En vertu du principe de précaution, le retrait des matériaux à risques spécifiés, pour prendre l'exemple de l'ESB, doit être fait sans attendre que le risque soit avéré.
La création de l'AFSSA a permis de distinguer de manière efficace l'évaluation de la gestion du risque. Si l'agence est chargée de l'évaluation du risque, la gestion de celui-ci ne doit pas être oubliée. Il ne serait pas sain que le politique se reporte constamment au scientifique pour justifier telle ou telle décision. Le politique doit continuer à disposer de son autonomie.

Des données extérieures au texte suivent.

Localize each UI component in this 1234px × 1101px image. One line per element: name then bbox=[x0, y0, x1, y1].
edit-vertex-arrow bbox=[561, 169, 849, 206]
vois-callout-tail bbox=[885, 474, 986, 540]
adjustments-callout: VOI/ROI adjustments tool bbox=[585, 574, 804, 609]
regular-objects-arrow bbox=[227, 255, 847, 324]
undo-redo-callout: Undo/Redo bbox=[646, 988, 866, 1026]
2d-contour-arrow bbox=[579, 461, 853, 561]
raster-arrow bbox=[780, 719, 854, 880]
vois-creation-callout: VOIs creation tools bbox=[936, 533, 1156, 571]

Pour prendre l'exemple de l'abattage systématique total du troupeau 83 ( * ) dont l'un des membres est atteint d'ESB, il est logique d'avoir demandé son avis à l'AFSSA, compte tenu du développement des tests sur les bovins de plus de 30 mois. Il est probable que l'AFSSA expliquera qu'il n'y a pas de différence -en terme de santé publique- entre l'abattage total et l'abattage sélectif, accompagné de tests, tel qu'il est pratiqué en Suisse.
Si le gouvernement devait arbitrer entre ces deux solutions, il devrait expliquer clairement les raisons de sa décision. A l'heure actuelle, passer de l'abattage total à l'abattage sélectif risque de faire courir à l'éleveur des risques financiers importants : pourrait-il, après avoir eu un cas d'ESB dans son troupeau, écouler son lait et vendre sa viande dans de bonnes conditions ?
Un tel exemple montre que la gestion du risque ne se fonde pas uniquement sur des critères de santé publique.
Encore faut-il l'expliquer clairement : c'est au prix de cette explication qu'une véritable culture de santé publique et qu'une véritable pédagogie du risque se développeront dans notre pays.
* 83 Contrairement à ce qui est souvent affirmé, la politique d'abattage total ne date pas de la création de l'AFSSA (1999). Elle remonte au premier cas découvert en France (1991). Le système d'abattage total est celui utilisé classiquement en France pour les zoonoses.